Concrètement : votre locataire ne paie pas son loyer de janvier. Vous envoyez une mise en demeure pour loyer impayé et vous pouvez simultanément contacter le garant par lettre recommandée avec accusé de réception pour exiger le règlement. Pas besoin d’attendre une décision de justice.

L’engagement du garant couvre :

  • Le loyer et les charges
  • Les intérêts de retard éventuels
  • Les frais de remise en état du logement dégradé

Qui peut se porter caution solidaire ?

N’importe quelle personne physique (parent, ami, collègue) ou morale (entreprise, banque, organisme comme Action Logement via la garantie Visale) peut se porter caution, à condition de présenter des justificatifs de ressources suffisants.

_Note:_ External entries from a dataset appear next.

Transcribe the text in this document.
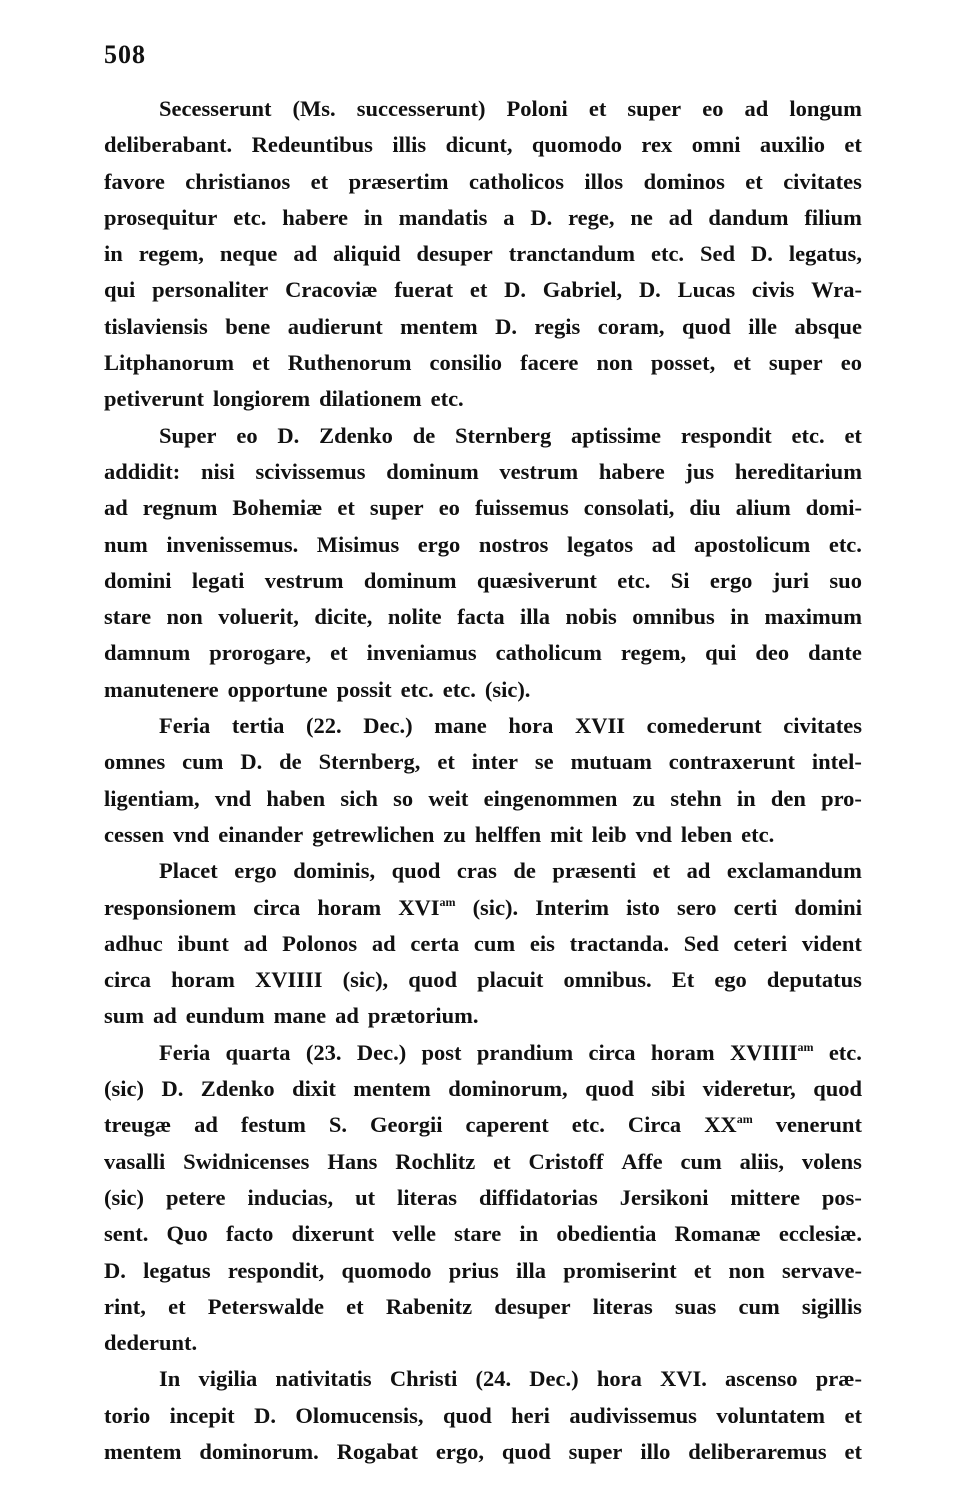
508
Secesserunt (Ms. successerunt) Poloni et super eo ad longum
deliberabant. Redeuntibus illis dicunt, quomodo rex omni auxilio et
favore christianos et præsertim catholicos illos dominos et civitates
prosequitur etc. habere in mandatis a D. rege, ne ad dandum filium
in regem, neque ad aliquid desuper tranctandum etc. Sed D. legatus,
qui personaliter Cracoviæ fuerat et D. Gabriel, D. Lucas civis Wra-
tislaviensis bene audierunt mentem D. regis coram, quod ille absque
Litphanorum et Ruthenorum consilio facere non posset, et super eo
petiverunt longiorem dilationem etc.
Super eo D. Zdenko de Sternberg aptissime respondit etc. et
addidit: nisi scivissemus dominum vestrum habere jus hereditarium
ad regnum Bohemiæ et super eo fuissemus consolati, diu alium domi-
num invenissemus. Misimus ergo nostros legatos ad apostolicum etc.
domini legati vestrum dominum quæsiverunt etc. Si ergo juri suo
stare non voluerit, dicite, nolite facta illa nobis omnibus in maximum
damnum prorogare, et inveniamus catholicum regem, qui deo dante
manutenere opportune possit etc. etc. (sic).
Feria tertia (22. Dec.) mane hora XVII comederunt civitates
omnes cum D. de Sternberg, et inter se mutuam contraxerunt intel-
ligentiam, vnd haben sich so weit eingenommen zu stehn in den pro-
cessen vnd einander getrewlichen zu helffen mit leib vnd leben etc.
Placet ergo dominis, quod cras de præsenti et ad exclamandum
responsionem circa horam $XVI^{am}$ (sic). Interim isto sero certi domini
adhuc ibunt ad Polonos ad certa cum eis tractanda. Sed ceteri vident
circa horam XVIIII (sic), quod placuit omnibus. Et ego deputatus
sum ad eundum mane ad prætorium.
Feria quarta (23. Dec.) post prandium circa horam $XVIIII^{am}$ etc.
(sic) D. Zdenko dixit mentem dominorum, quod sibi videretur, quod
treugæ ad festum S. Georgii caperent etc. Circa $XX^{am}$ venerunt
vasalli Swidnicenses Hans Rochlitz et Cristoff Affe cum aliis, volens
(sic) petere inducias, ut literas diffidatorias Jersikoni mittere pos-
sent. Quo facto dixerunt velle stare in obedientia Romanæ ecclesiæ.
D. legatus respondit, quomodo prius illa promiserint et non servave-
rint, et Peterswalde et Rabenitz desuper literas suas cum sigillis
dederunt.
In vigilia nativitatis Christi (24. Dec.) hora XVI. ascenso præ-
torio incepit D. Olomucensis, quod heri audivissemus voluntatem et
mentem dominorum. Rogabat ergo, quod super illo deliberaremus et
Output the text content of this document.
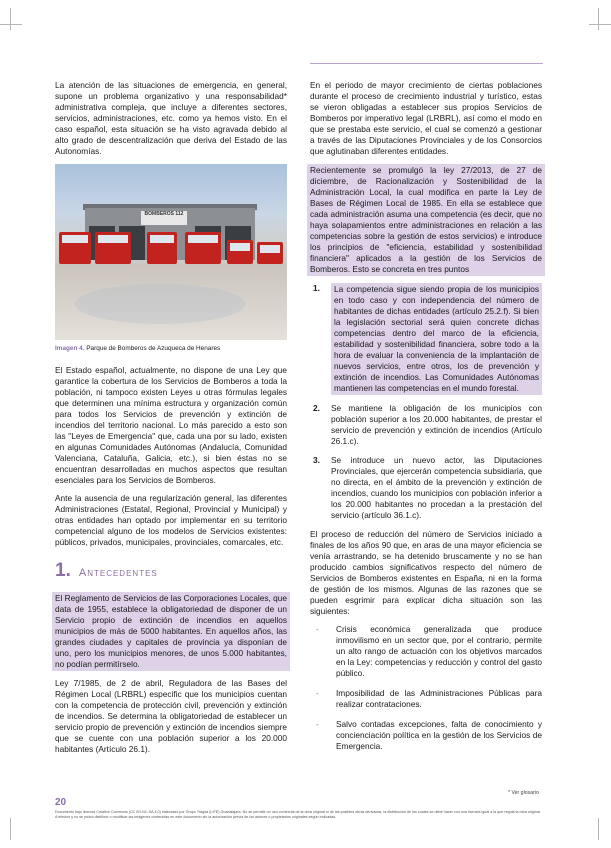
La atención de las situaciones de emergencia, en general, supone un problema organizativo y una responsabilidad* administrativa compleja, que incluye a diferentes sectores, servicios, administraciones, etc. como ya hemos visto. En el caso español, esta situación se ha visto agravada debido al alto grado de descentralización que deriva del Estado de las Autonomías.

BOMBEROS 112
Imagen 4. Parque de Bomberos de Azuqueca de Henares

El Estado español, actualmente, no dispone de una Ley que garantice la cobertura de los Servicios de Bomberos a toda la población, ni tampoco existen Leyes u otras fórmulas legales que determinen una mínima estructura y organización común para todos los Servicios de prevención y extinción de incendios del territorio nacional. Lo más parecido a esto son las "Leyes de Emergencia" que, cada una por su lado, existen en algunas Comunidades Autónomas (Andalucía, Comunidad Valenciana, Cataluña, Galicia, etc.), si bien éstas no se encuentran desarrolladas en muchos aspectos que resultan esenciales para los Servicios de Bomberos.

Ante la ausencia de una regularización general, las diferentes Administraciones (Estatal, Regional, Provincial y Municipal) y otras entidades han optado por implementar en su territorio competencial alguno de los modelos de Servicios existentes: públicos, privados, municipales, provinciales, comarcales, etc.

1. Antecedentes

El Reglamento de Servicios de las Corporaciones Locales, que data de 1955, establece la obligatoriedad de disponer de un Servicio propio de extinción de incendios en aquellos municipios de más de 5000 habitantes. En aquellos años, las grandes ciudades y capitales de provincia ya disponían de uno, pero los municipios menores, de unos 5.000 habitantes, no podían permitírselo.

Ley 7/1985, de 2 de abril, Reguladora de las Bases del Régimen Local (LRBRL) especific que los municipios cuentan con la competencia de protección civil, prevención y extinción de incendios. Se determina la obligatoriedad de establecer un servicio propio de prevención y extinción de incendios siempre que se cuente con una población superior a los 20.000 habitantes (Artículo 26.1).

En el periodo de mayor crecimiento de ciertas poblaciones durante el proceso de crecimiento industrial y turístico, estas se vieron obligadas a establecer sus propios Servicios de Bomberos por imperativo legal (LRBRL), así como el modo en que se prestaba este servicio, el cual se comenzó a gestionar a través de las Diputaciones Provinciales y de los Consorcios que aglutinaban diferentes entidades.

Recientemente se promulgó la ley 27/2013, de 27 de diciembre, de Racionalización y Sostenibilidad de la Administración Local, la cual modifica en parte la Ley de Bases de Régimen Local de 1985. En ella se establece que cada administración asuma una competencia (es decir, que no haya solapamientos entre administraciones en relación a las competencias sobre la gestión de estos servicios) e introduce los principios de "eficiencia, estabilidad y sostenibilidad financiera" aplicados a la gestión de los Servicios de Bomberos. Esto se concreta en tres puntos

1.	La competencia sigue siendo propia de los municipios en todo caso y con independencia del número de habitantes de dichas entidades (artículo 25.2.f). Si bien la legislación sectorial será quien concrete dichas competencias dentro del marco de la eficiencia, estabilidad y sostenibilidad financiera, sobre todo a la hora de evaluar la conveniencia de la implantación de nuevos servicios, entre otros, los de prevención y extinción de incendios. Las Comunidades Autónomas mantienen las competencias en el mundo forestal.

2.	Se mantiene la obligación de los municipios con población superior a los 20.000 habitantes, de prestar el servicio de prevención y extinción de incendios (Artículo 26.1.c).

3.	Se introduce un nuevo actor, las Diputaciones Provinciales, que ejercerán competencia subsidiaria, que no directa, en el ámbito de la prevención y extinción de incendios, cuando los municipios con población inferior a los 20.000 habitantes no procedan a la prestación del servicio (artículo 36.1.c).

El proceso de reducción del número de Servicios iniciado a finales de los años 90 que, en aras de una mayor eficiencia se venía arrastrando, se ha detenido bruscamente y no se han producido cambios significativos respecto del número de Servicios de Bomberos existentes en España, ni en la forma de gestión de los mismos. Algunas de las razones que se pueden esgrimir para explicar dicha situación son las siguientes:

-	Crisis económica generalizada que produce inmovilismo en un sector que, por el contrario, permite un alto rango de actuación con los objetivos marcados en la Ley: competencias y reducción y control del gasto público.

-	Imposibilidad de las Administraciones Públicas para realizar contrataciones.

-	Salvo contadas excepciones, falta de conocimiento y concienciación política en la gestión de los Servicios de Emergencia.

* Ver glosario
20
Documento bajo licencia Creative Commons (CC BY-NC-SA 4.0) elaborado por Grupo Tragsa (LIFE) Guadalajara. No se permite un uso comercial de la obra original ni de las posibles obras derivadas, la distribución de las cuales se debe hacer con una licencia igual a la que regula la obra original. A efectos y no se podrá distribuir o modificar las imágenes contenidas en este documento sin la autorización previa de los autores o propietarios originales según indicadas.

Le propriétaire peut exiger :

  • Une pièce d’identité en cours de validité
  • Un justificatif de domicile de moins de 3 mois
  • Les 3 derniers bulletins de salaire ou les 2 derniers bilans comptables
  • Le dernier avis d’imposition

Il n’existe pas de ratio légal imposé, mais la pratique courante est d’exiger que les revenus du garant représentent au moins 3 fois le montant du loyer charges comprises.

Les limites légales de la caution solidaire

C’est là que ça se complique. L’article 22-1 de la loi du 6 juillet 1989, modifié par la loi ALUR de 2014, encadre strictement la caution solidaire.

Les mentions obligatoires de l’acte de cautionnement :

  • Identité du bailleur, du locataire et de la caution
  • Adresse du logement loué
  • Montant du loyer et des charges en chiffres et en lettres, avec les conditions de révision
  • Durée de l’engagement (ou mention du droit de résiliation si durée indéterminée)
  • Reproduction de l’avant-dernier alinéa de l’article 22-1 de la loi du 6 juillet 1989
  • Mention de l’article 2297 du Code civil sur le bénéfice de discussion et de division

Attention : le non-respect de ces mentions entraîne la nullité de l’acte de cautionnement. Un simple “bon pour caution solidaire” ne suffit pas.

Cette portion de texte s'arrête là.